Guided by science communication researcher Dena Seidel, undergraduates work in teams to develop science-in-action video stories about New Jersey marine ecosystems and plant-based crops and products developed to improve nutrition and public health.
“These students first establish trusting partnerships with researchers and then they document the scientific process over time. The students’ immersive learning includes the reiterative process of shaping many hours of science-in-action video data into story form that includes the scientists’ goals, research efforts and change over time,” said Seidel.
The first completed science story, Life on the Edge: Exploring New Jersey’s Ocean Ecosystem, is a product of undergraduates Natalie Radu, a senior at Rutgers Business School, pursuing a SEBS minor in Plant Biology, Angie Catt, a SEBS sophomore majoring in Agriculture and Food Systems, and Micah Seidel, a SEBS sophomore majoring in Biological Sciences.

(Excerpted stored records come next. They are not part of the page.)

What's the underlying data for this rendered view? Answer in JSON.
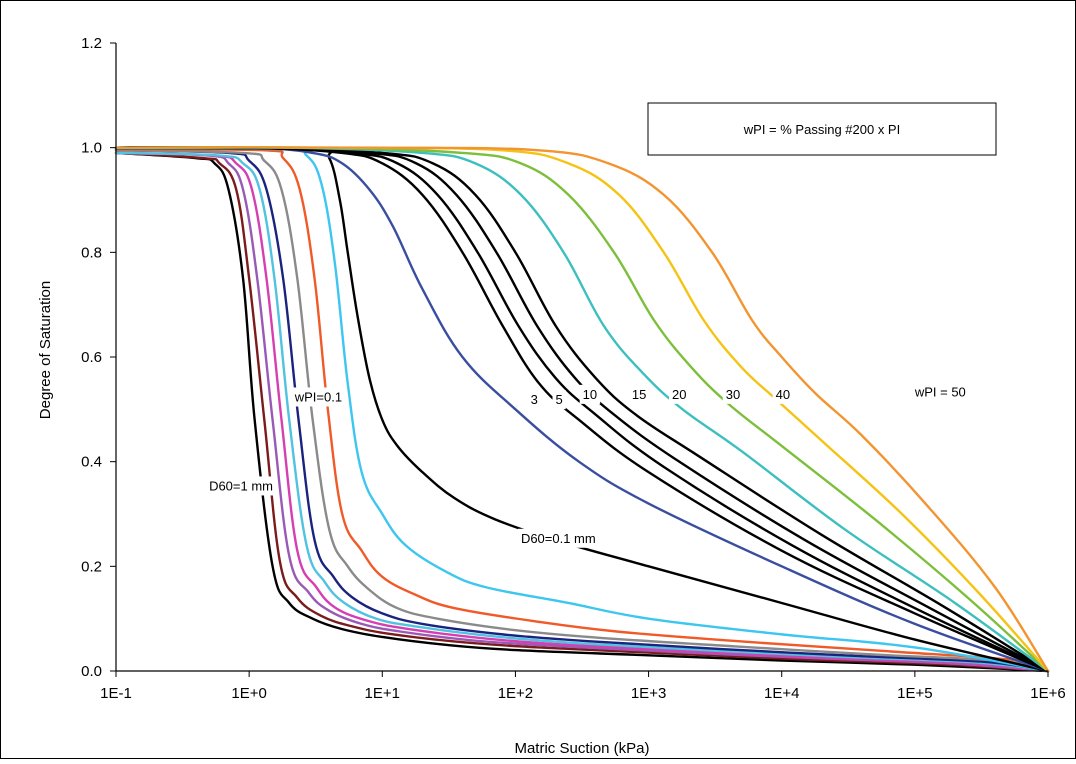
{
  "chart_data": {
    "type": "line",
    "title": "",
    "xlabel": "Matric Suction (kPa)",
    "ylabel": "Degree of Saturation",
    "x_scale": "log",
    "xlim": [
      0.1,
      1000000
    ],
    "ylim": [
      0.0,
      1.2
    ],
    "x_ticks": [
      0.1,
      1,
      10,
      100,
      1000,
      10000,
      100000,
      1000000
    ],
    "x_tick_labels": [
      "1E-1",
      "1E+0",
      "1E+1",
      "1E+2",
      "1E+3",
      "1E+4",
      "1E+5",
      "1E+6"
    ],
    "y_ticks": [
      0.0,
      0.2,
      0.4,
      0.6,
      0.8,
      1.0,
      1.2
    ],
    "y_tick_labels": [
      "0.0",
      "0.2",
      "0.4",
      "0.6",
      "0.8",
      "1.0",
      "1.2"
    ],
    "grid": false,
    "legend_box_text": "wPI = % Passing #200 x PI",
    "legend_box_position": "top-right",
    "annotations": [
      {
        "text": "wPI=0.1",
        "x": 2.2,
        "y": 0.515
      },
      {
        "text": "3",
        "x": 130,
        "y": 0.51
      },
      {
        "text": "5",
        "x": 200,
        "y": 0.51
      },
      {
        "text": "10",
        "x": 320,
        "y": 0.52
      },
      {
        "text": "15",
        "x": 750,
        "y": 0.52
      },
      {
        "text": "20",
        "x": 1500,
        "y": 0.52
      },
      {
        "text": "30",
        "x": 3800,
        "y": 0.52
      },
      {
        "text": "40",
        "x": 9000,
        "y": 0.52
      },
      {
        "text": "wPI = 50",
        "x": 100000,
        "y": 0.525
      },
      {
        "text": "D60=1 mm",
        "x": 0.5,
        "y": 0.345
      },
      {
        "text": "D60=0.1 mm",
        "x": 110,
        "y": 0.245
      }
    ],
    "series": [
      {
        "group": "D60",
        "color": "#000000",
        "x": [
          0.1,
          0.4,
          0.55,
          0.7,
          0.9,
          1.1,
          1.5,
          2,
          3,
          5,
          10,
          30,
          100,
          1000,
          10000,
          100000,
          1000000
        ],
        "y": [
          0.99,
          0.98,
          0.97,
          0.92,
          0.75,
          0.48,
          0.2,
          0.13,
          0.1,
          0.08,
          0.065,
          0.05,
          0.04,
          0.03,
          0.02,
          0.012,
          0.0
        ]
      },
      {
        "group": "D60",
        "color": "#7b1b1b",
        "x": [
          0.1,
          0.45,
          0.6,
          0.8,
          1.0,
          1.3,
          1.7,
          2.3,
          3.5,
          6,
          12,
          40,
          150,
          1500,
          15000,
          150000,
          1000000
        ],
        "y": [
          0.99,
          0.98,
          0.97,
          0.92,
          0.75,
          0.48,
          0.21,
          0.14,
          0.105,
          0.085,
          0.07,
          0.055,
          0.045,
          0.033,
          0.022,
          0.013,
          0.0
        ]
      },
      {
        "group": "D60",
        "color": "#9b59b6",
        "x": [
          0.1,
          0.5,
          0.7,
          0.9,
          1.15,
          1.5,
          2.0,
          2.8,
          4,
          7,
          14,
          50,
          200,
          2000,
          20000,
          200000,
          1000000
        ],
        "y": [
          0.99,
          0.985,
          0.97,
          0.92,
          0.75,
          0.48,
          0.22,
          0.15,
          0.115,
          0.09,
          0.075,
          0.058,
          0.048,
          0.035,
          0.024,
          0.014,
          0.0
        ]
      },
      {
        "group": "D60",
        "color": "#d63fb2",
        "x": [
          0.1,
          0.55,
          0.8,
          1.05,
          1.35,
          1.75,
          2.3,
          3.2,
          4.5,
          8,
          16,
          60,
          250,
          2500,
          25000,
          250000,
          1000000
        ],
        "y": [
          0.99,
          0.985,
          0.97,
          0.92,
          0.75,
          0.48,
          0.23,
          0.16,
          0.12,
          0.095,
          0.08,
          0.062,
          0.05,
          0.037,
          0.025,
          0.015,
          0.0
        ]
      },
      {
        "group": "D60",
        "color": "#4fc3e0",
        "x": [
          0.1,
          0.6,
          0.9,
          1.2,
          1.55,
          2.0,
          2.7,
          3.7,
          5.2,
          9,
          18,
          70,
          300,
          3000,
          30000,
          300000,
          1000000
        ],
        "y": [
          0.99,
          0.985,
          0.97,
          0.92,
          0.75,
          0.48,
          0.24,
          0.17,
          0.13,
          0.1,
          0.085,
          0.066,
          0.053,
          0.039,
          0.027,
          0.016,
          0.0
        ]
      },
      {
        "group": "D60",
        "color": "#1a237e",
        "x": [
          0.1,
          0.7,
          1.0,
          1.35,
          1.8,
          2.35,
          3.1,
          4.3,
          6,
          10,
          20,
          80,
          350,
          3500,
          35000,
          350000,
          1000000
        ],
        "y": [
          0.995,
          0.99,
          0.975,
          0.92,
          0.75,
          0.48,
          0.25,
          0.18,
          0.14,
          0.11,
          0.09,
          0.07,
          0.057,
          0.042,
          0.029,
          0.017,
          0.0
        ]
      },
      {
        "group": "D60",
        "color": "#8a8a8a",
        "x": [
          0.1,
          0.9,
          1.3,
          1.75,
          2.3,
          3.0,
          4.0,
          5.5,
          8,
          13,
          26,
          100,
          450,
          4500,
          45000,
          450000,
          1000000
        ],
        "y": [
          0.995,
          0.99,
          0.975,
          0.92,
          0.75,
          0.48,
          0.27,
          0.2,
          0.155,
          0.12,
          0.1,
          0.078,
          0.063,
          0.047,
          0.032,
          0.019,
          0.0
        ]
      },
      {
        "group": "D60",
        "color": "#f05a28",
        "x": [
          0.1,
          1.3,
          1.8,
          2.4,
          3.1,
          3.9,
          5.0,
          7,
          10,
          18,
          35,
          140,
          600,
          6000,
          60000,
          600000,
          1000000
        ],
        "y": [
          0.997,
          0.995,
          0.98,
          0.92,
          0.75,
          0.5,
          0.3,
          0.23,
          0.18,
          0.145,
          0.12,
          0.095,
          0.075,
          0.055,
          0.038,
          0.02,
          0.0
        ]
      },
      {
        "group": "D60",
        "color": "#3cc6f0",
        "x": [
          0.1,
          1.8,
          2.7,
          3.5,
          4.4,
          5.5,
          7,
          10,
          15,
          30,
          60,
          250,
          1000,
          10000,
          100000,
          1000000
        ],
        "y": [
          0.998,
          0.997,
          0.985,
          0.93,
          0.78,
          0.55,
          0.38,
          0.3,
          0.24,
          0.19,
          0.16,
          0.13,
          0.1,
          0.07,
          0.045,
          0.0
        ]
      },
      {
        "group": "D60",
        "color": "#000000",
        "x": [
          0.1,
          3.0,
          4.0,
          4.8,
          5.5,
          6.5,
          8,
          10,
          13,
          20,
          35,
          70,
          200,
          1000,
          10000,
          100000,
          1000000
        ],
        "y": [
          0.999,
          0.997,
          0.98,
          0.9,
          0.8,
          0.68,
          0.56,
          0.48,
          0.43,
          0.38,
          0.33,
          0.29,
          0.25,
          0.2,
          0.13,
          0.06,
          0.0
        ]
      },
      {
        "group": "wPI",
        "name": "wPI=0.1",
        "color": "#3a4ea0",
        "x": [
          0.1,
          1,
          3,
          5,
          8,
          12,
          20,
          40,
          100,
          300,
          1000,
          10000,
          100000,
          1000000
        ],
        "y": [
          1.0,
          1.0,
          0.99,
          0.97,
          0.92,
          0.85,
          0.73,
          0.6,
          0.5,
          0.4,
          0.32,
          0.2,
          0.09,
          0.0
        ]
      },
      {
        "group": "wPI",
        "name": "3",
        "color": "#000000",
        "x": [
          0.1,
          1,
          5,
          10,
          20,
          40,
          80,
          150,
          300,
          1000,
          10000,
          100000,
          1000000
        ],
        "y": [
          1.0,
          1.0,
          0.99,
          0.97,
          0.91,
          0.8,
          0.66,
          0.55,
          0.48,
          0.38,
          0.23,
          0.11,
          0.0
        ]
      },
      {
        "group": "wPI",
        "name": "5",
        "color": "#000000",
        "x": [
          0.1,
          1,
          6,
          13,
          26,
          52,
          105,
          200,
          400,
          1300,
          12000,
          110000,
          1000000
        ],
        "y": [
          1.0,
          1.0,
          0.99,
          0.97,
          0.91,
          0.8,
          0.66,
          0.56,
          0.49,
          0.39,
          0.24,
          0.115,
          0.0
        ]
      },
      {
        "group": "wPI",
        "name": "10",
        "color": "#000000",
        "x": [
          0.1,
          1,
          8,
          18,
          36,
          72,
          145,
          280,
          550,
          1700,
          15000,
          130000,
          1000000
        ],
        "y": [
          1.0,
          1.0,
          0.99,
          0.97,
          0.91,
          0.8,
          0.66,
          0.56,
          0.49,
          0.4,
          0.25,
          0.12,
          0.0
        ]
      },
      {
        "group": "wPI",
        "name": "15",
        "color": "#000000",
        "x": [
          0.1,
          1,
          10,
          24,
          50,
          100,
          200,
          400,
          800,
          2400,
          20000,
          160000,
          1000000
        ],
        "y": [
          1.0,
          1.0,
          0.99,
          0.97,
          0.91,
          0.8,
          0.66,
          0.56,
          0.49,
          0.41,
          0.26,
          0.125,
          0.0
        ]
      },
      {
        "group": "wPI",
        "name": "20",
        "color": "#3dbfbf",
        "x": [
          0.1,
          2,
          20,
          50,
          110,
          230,
          460,
          900,
          1800,
          5000,
          30000,
          200000,
          1000000
        ],
        "y": [
          1.0,
          1.0,
          0.99,
          0.97,
          0.91,
          0.8,
          0.66,
          0.57,
          0.5,
          0.42,
          0.27,
          0.13,
          0.0
        ]
      },
      {
        "group": "wPI",
        "name": "30",
        "color": "#7cbf3b",
        "x": [
          0.1,
          3,
          40,
          110,
          250,
          550,
          1100,
          2100,
          4000,
          10000,
          50000,
          250000,
          1000000
        ],
        "y": [
          1.0,
          1.0,
          0.99,
          0.97,
          0.91,
          0.8,
          0.67,
          0.58,
          0.51,
          0.43,
          0.29,
          0.14,
          0.0
        ]
      },
      {
        "group": "wPI",
        "name": "40",
        "color": "#f5c314",
        "x": [
          0.1,
          5,
          80,
          250,
          600,
          1300,
          2600,
          5000,
          9000,
          20000,
          80000,
          300000,
          1000000
        ],
        "y": [
          1.0,
          1.0,
          0.995,
          0.97,
          0.91,
          0.8,
          0.67,
          0.58,
          0.52,
          0.44,
          0.3,
          0.15,
          0.0
        ]
      },
      {
        "group": "wPI",
        "name": "50",
        "color": "#f29530",
        "x": [
          0.1,
          10,
          150,
          500,
          1300,
          3000,
          6000,
          10000,
          18000,
          40000,
          120000,
          400000,
          1000000
        ],
        "y": [
          1.0,
          1.0,
          0.995,
          0.97,
          0.91,
          0.8,
          0.67,
          0.6,
          0.53,
          0.45,
          0.32,
          0.16,
          0.0
        ]
      }
    ]
  }
}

Their 15-minute video features a team of marine scientists, led by associate professor Daphne Munroe, studying the epic annual horseshoe migration that transforms New Jersey beaches.
“It is so important for students to have a chance to participate in research like this, that matters in the real world and contributes to sustainable solutions for coastal ecosystem,” said Munroe.
Every summer, New Jersey’s Delaware Bay hosts the world’s largest concentration of spawning horseshoe crabs that attracts magnificent migratory birds hungry for horseshoe crab eggs.
“Our story is about scientists, oyster farmers, and conservationists working together to preserve crucial New Jersey coastal ecosystems, while maintaining sustainable food production in the Delaware Bay. We learned so much environmental and food system science through this storytelling process,” said Catt.
Other student-led stories in development include Plants and Public Health, directed by Rutgers undergraduates Or Doni, a sophomore biological sciences major at the School of Arts and Sciences, and Emily Schneider, a junior at the School of Engineering, pursuing a minor in Agriculture and Food Systems.
“We began by reading the graduate students’ research papers so that we were fully prepared to interview them
These scientists have dedicated years of their lives to this project and so by creating this story, we are learning both about science and about the process of applying science in a way that truly benefits society,” said Doni.
Their project explores plant biologists who are developing a natural insect repellent from essential oils found in catnip that can be used in developing countries to protect against deadly diseases such as malaria, dengue and the Zika virus.
“We are science translators and this independent research project has taught us so much from the complexity of collaborative science to ways to effectively communicate this science to our peers,” said Schneider.
Rutgers offers a wide array of exciting opportunities for students to engage in science communication.